Source: Businesswire
Evalueserve Viewpoint: Advisors focusing on older clients may have trouble expanding their client base in the future. To attract clients, advisors must stand out by offering unique services and avoiding common mistakes. While traditional marketing techniques remain popular, wealth management firms and advisors should utilize the potential of digital marketing to reach younger, tech-savvy clients.
A small proportion of Americans feel prepared for retirement, but only 19% regularly meet with their advisor to discuss retirement goals
A survey found that only 48% of Americans feel prepared for retirement, while 36% feeling behind. Yet only 19% of Americans regularly meet with a financial advisor. Inflation is a major concern, with 55% fearing it will set back their retirement goals.
The survey also revealed that women are more concerned about running out of money in retirement than men. Younger generations are more confident about their retirement preparedness than older generations, but many still lack retirement goals. Among retirees, common regrets include not saving enough and not developing a comprehensive financial plan. Those with detailed plans often addressed long-term care concerns, estate planning, and philanthropy.
Source: Wealth Management
Evalueserve Viewpoint: The results of the survey indicate a clear gap in engagement methodologies of wealth management firms and their advisors. Wealth management firms need to engage with clients more often to ensure that clients feel well prepared for their retirement. Providing financial education would also help clients stay calm during inflationary phases.
Retirement
Plan sponsors are actively addressing retirement income and personalization as part of their plan offerings
A new study found that plan sponsors are increasingly perceiving retirement income as an integral part of DC plan menu. Consultants & advisors are looking for solutions that offer choice, personalization, flexibility & cost-effectiveness. Personalization, particularly for participants nearing retirement, was a recurring theme in the study.
It found that in 2021, 59% of consultants & advisors reported that over half of their DC plan sponsor clients had no clear stance on the issue of retirement income & personalization; by 2024, that figure dropped to 19%, indicating more sponsors are actively addressing retirement income as part of their plan offerings.
Source: Investment News
Evalueserve Viewpoint: Retirement providers could look to augment solutions which offer retirement income features such as TDFs / Managed Accounts with an embedded annuity contract for in-plan retirement products. In addition, firms could look to offer more personalized solution for participants such as Custom TDFs, Dynamic QDIA which would result in higher adoption of retirement plans amongst employees.
The US retirement system need to evolve to make the case for a "hybrid" system to support retirees
A new report is calling for reforms to the US retirement system, emphasizing the need for a modernized approach to address evolving challenges faced by retirees. Average retiree now spends about two decades in retirement—roughly double the time expected 50 years ago.

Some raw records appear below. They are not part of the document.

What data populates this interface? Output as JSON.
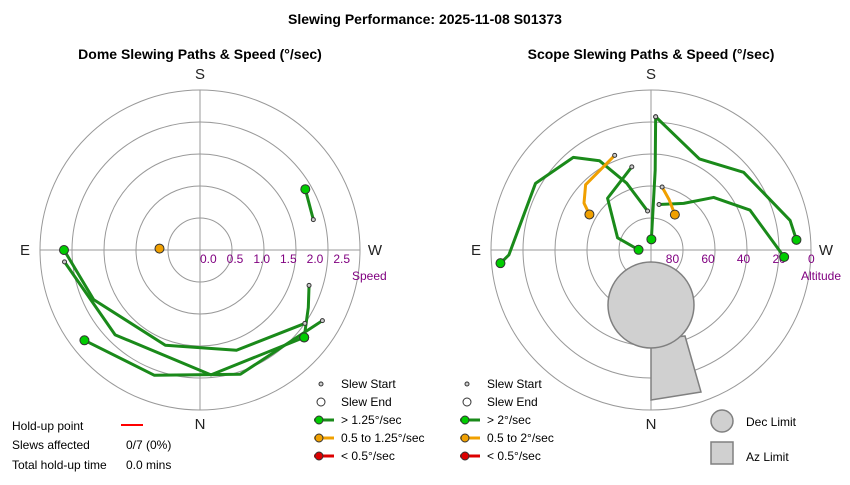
{
  "title": "Slewing Performance: 2025-11-08 S01373",
  "colors": {
    "fast": "#00cc00",
    "fast_line": "#1a8a1a",
    "medium": "#f0a000",
    "slow": "#dd0000",
    "ring": "#999999",
    "axis": "#999999",
    "limit_fill": "#d0d0d0",
    "limit_stroke": "#808080",
    "tick": "#800080"
  },
  "hold_up": {
    "point_label": "Hold-up point",
    "slews_affected_label": "Slews affected",
    "slews_affected_value": "0/7 (0%)",
    "total_time_label": "Total hold-up time",
    "total_time_value": "0.0 mins"
  },
  "chart_data": [
    {
      "type": "polar",
      "title": "Dome Slewing Paths & Speed (°/sec)",
      "compass": {
        "top": "S",
        "bottom": "N",
        "left": "E",
        "right": "W"
      },
      "radial_axis": {
        "name": "Speed",
        "ticks": [
          "2.5",
          "2.0",
          "1.5",
          "1.0",
          "0.5",
          "0.0"
        ],
        "range": [
          0,
          3.0
        ]
      },
      "legend": [
        "Slew Start",
        "Slew End",
        "> 1.25°/sec",
        "0.5 to 1.25°/sec",
        "< 0.5°/sec"
      ],
      "slews": [
        {
          "category": "fast",
          "points": [
            [
              2.15,
              108
            ],
            [
              2.3,
              118
            ],
            [
              2.55,
              130
            ]
          ]
        },
        {
          "category": "fast",
          "points": [
            [
              2.2,
              75
            ],
            [
              2.28,
              60
            ]
          ]
        },
        {
          "category": "fast",
          "points": [
            [
              2.4,
              125
            ],
            [
              2.0,
              160
            ],
            [
              1.9,
              200
            ],
            [
              2.2,
              245
            ],
            [
              2.55,
              270
            ]
          ]
        },
        {
          "category": "fast",
          "points": [
            [
              2.65,
              120
            ],
            [
              2.45,
              162
            ],
            [
              2.5,
              200
            ],
            [
              2.75,
              232
            ]
          ]
        },
        {
          "category": "fast",
          "points": [
            [
              2.55,
              265
            ],
            [
              2.25,
              225
            ],
            [
              2.35,
              175
            ],
            [
              2.55,
              130
            ]
          ]
        },
        {
          "category": "medium",
          "points": [
            [
              0.78,
              270
            ],
            [
              0.76,
              272
            ]
          ]
        }
      ]
    },
    {
      "type": "polar",
      "title": "Scope Slewing Paths & Speed (°/sec)",
      "compass": {
        "top": "S",
        "bottom": "N",
        "left": "E",
        "right": "W"
      },
      "radial_axis": {
        "name": "Altitude",
        "ticks": [
          "80",
          "60",
          "40",
          "20",
          "0"
        ],
        "range": [
          90,
          0
        ]
      },
      "legend": [
        "Slew Start",
        "Slew End",
        "> 2°/sec",
        "0.5 to 2°/sec",
        "< 0.5°/sec"
      ],
      "limits": [
        "Dec Limit",
        "Az Limit"
      ],
      "slews": [
        {
          "category": "fast",
          "points": [
            [
              68,
              355
            ],
            [
              50,
              340
            ],
            [
              32,
              330
            ],
            [
              22,
              320
            ],
            [
              15,
              300
            ],
            [
              10,
              268
            ],
            [
              5,
              265
            ]
          ]
        },
        {
          "category": "fast",
          "points": [
            [
              15,
              2
            ],
            [
              45,
              3
            ],
            [
              84,
              2
            ]
          ]
        },
        {
          "category": "fast",
          "points": [
            [
              15,
              2
            ],
            [
              32,
              28
            ],
            [
              22,
              50
            ],
            [
              10,
              78
            ],
            [
              8,
              86
            ]
          ]
        },
        {
          "category": "fast",
          "points": [
            [
              64,
              10
            ],
            [
              58,
              35
            ],
            [
              44,
              50
            ],
            [
              30,
              68
            ],
            [
              15,
              93
            ]
          ]
        },
        {
          "category": "fast",
          "points": [
            [
              42,
              347
            ],
            [
              52,
              320
            ],
            [
              70,
              290
            ],
            [
              83,
              271
            ]
          ]
        },
        {
          "category": "medium",
          "points": [
            [
              33,
              339
            ],
            [
              38,
              315
            ],
            [
              44,
              305
            ],
            [
              50,
              300
            ]
          ]
        },
        {
          "category": "medium",
          "points": [
            [
              54,
              10
            ],
            [
              60,
              20
            ],
            [
              66,
              34
            ]
          ]
        }
      ]
    }
  ]
}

With four in 10 Americans at risk of outliving their savings and 57M workers lacking a retirement plan, it highlighted the urgency of developing an evolved system that considers changing times. The report suggests that most effective retirement system, one that's sustainable and secure, should be a "hybrid" blending best of both DB and DC plans.
Source: Investment News
Evalueserve Viewpoint: Retirement providers could look to create a unified platform which support offering hybrid retirement solutions - DB, DC plans together. This would allow plan sponsors to leverage benefits of both the plans. In addition, investment product should incorporate multiple glidepaths to incorporate features of both DC and DB products.